Le chiffre d’inflation préféré de la Fed monte à 2,7 pour cent sur un an. L’inflation sous-jacente hors énergie et nourriture reste à 2,9 pour cent. De son côté, Bitcoin a bondi au-dessus de 109 000 dollars puis a calmé le jeu. Le décor est posé. Le rebond existe. La solidité reste à prouver.
PCE en hausse sans surprise
En août, l’indice PCE, qui mesure l’évolution des prix à la consommation aux États-Unis, a progressé de façon modérée. L’inflation globale affiche une hausse de 0,3 pour cent sur un mois et de 2,7 pour cent sur un an.
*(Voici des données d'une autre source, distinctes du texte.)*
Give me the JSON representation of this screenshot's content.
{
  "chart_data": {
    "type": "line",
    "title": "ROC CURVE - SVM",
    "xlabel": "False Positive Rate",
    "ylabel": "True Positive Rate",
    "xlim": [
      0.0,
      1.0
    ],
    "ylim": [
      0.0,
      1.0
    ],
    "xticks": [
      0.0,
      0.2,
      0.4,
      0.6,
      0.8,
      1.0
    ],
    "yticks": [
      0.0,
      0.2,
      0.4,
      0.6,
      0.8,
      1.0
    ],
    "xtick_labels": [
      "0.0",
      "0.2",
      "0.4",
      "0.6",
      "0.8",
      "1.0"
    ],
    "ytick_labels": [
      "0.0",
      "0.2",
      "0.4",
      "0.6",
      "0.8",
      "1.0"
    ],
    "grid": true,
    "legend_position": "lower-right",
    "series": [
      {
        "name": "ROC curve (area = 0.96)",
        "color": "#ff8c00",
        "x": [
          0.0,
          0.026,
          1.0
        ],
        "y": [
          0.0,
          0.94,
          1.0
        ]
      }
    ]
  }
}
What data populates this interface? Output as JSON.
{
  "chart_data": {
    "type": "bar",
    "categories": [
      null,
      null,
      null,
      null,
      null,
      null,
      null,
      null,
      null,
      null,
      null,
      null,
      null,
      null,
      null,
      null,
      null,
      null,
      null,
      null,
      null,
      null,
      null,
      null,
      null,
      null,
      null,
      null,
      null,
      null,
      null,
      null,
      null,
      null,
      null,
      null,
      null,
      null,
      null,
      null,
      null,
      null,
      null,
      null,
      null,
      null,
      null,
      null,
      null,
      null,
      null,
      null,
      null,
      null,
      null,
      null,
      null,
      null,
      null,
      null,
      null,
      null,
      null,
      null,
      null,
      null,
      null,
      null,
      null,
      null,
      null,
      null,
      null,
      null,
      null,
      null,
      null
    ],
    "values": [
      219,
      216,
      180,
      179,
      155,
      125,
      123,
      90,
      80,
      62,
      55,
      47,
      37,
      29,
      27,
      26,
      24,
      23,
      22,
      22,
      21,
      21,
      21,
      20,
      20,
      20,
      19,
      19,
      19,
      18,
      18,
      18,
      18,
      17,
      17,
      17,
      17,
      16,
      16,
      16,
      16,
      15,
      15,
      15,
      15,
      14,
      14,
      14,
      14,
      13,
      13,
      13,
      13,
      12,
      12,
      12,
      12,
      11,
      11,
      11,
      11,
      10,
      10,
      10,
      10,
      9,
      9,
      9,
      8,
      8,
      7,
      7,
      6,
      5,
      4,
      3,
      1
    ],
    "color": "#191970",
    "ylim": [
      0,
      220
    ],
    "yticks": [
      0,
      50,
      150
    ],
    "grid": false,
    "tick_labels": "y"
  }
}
L’inflation sous-jacente, qui exclut l’énergie et l’alimentation, avance un peu moins vite. Elle a affiché une hausse de 0,2 pour cent sur un mois et 2,9 pour cent sur un an. Ces données officielles confirment que la tendance reste au-dessus de la cible fixée par la Fed, sans créer de surprise majeure.
Ce rythme annuel de 2,7 pour cent dépasse celui enregistré en juillet et correspond au plus haut niveau depuis février. Cela montre que la baisse de l’inflation observée au printemps s’essouffle et que la pression sur les prix se maintient. En clair, la décrue n’est pas terminée et le chemin reste long avant de retrouver une stabilité proche de la cible officielle.
Dans le détail, la demande des ménages reste solide. Les revenus continuent de progresser et les dépenses augmentent de 0,6 pour cent en valeur. L’économie ne montre pas de signe d’emballement, mais elle ne donne pas non plus de signal d’affaiblissement marqué. Le tableau reste intermédiaire.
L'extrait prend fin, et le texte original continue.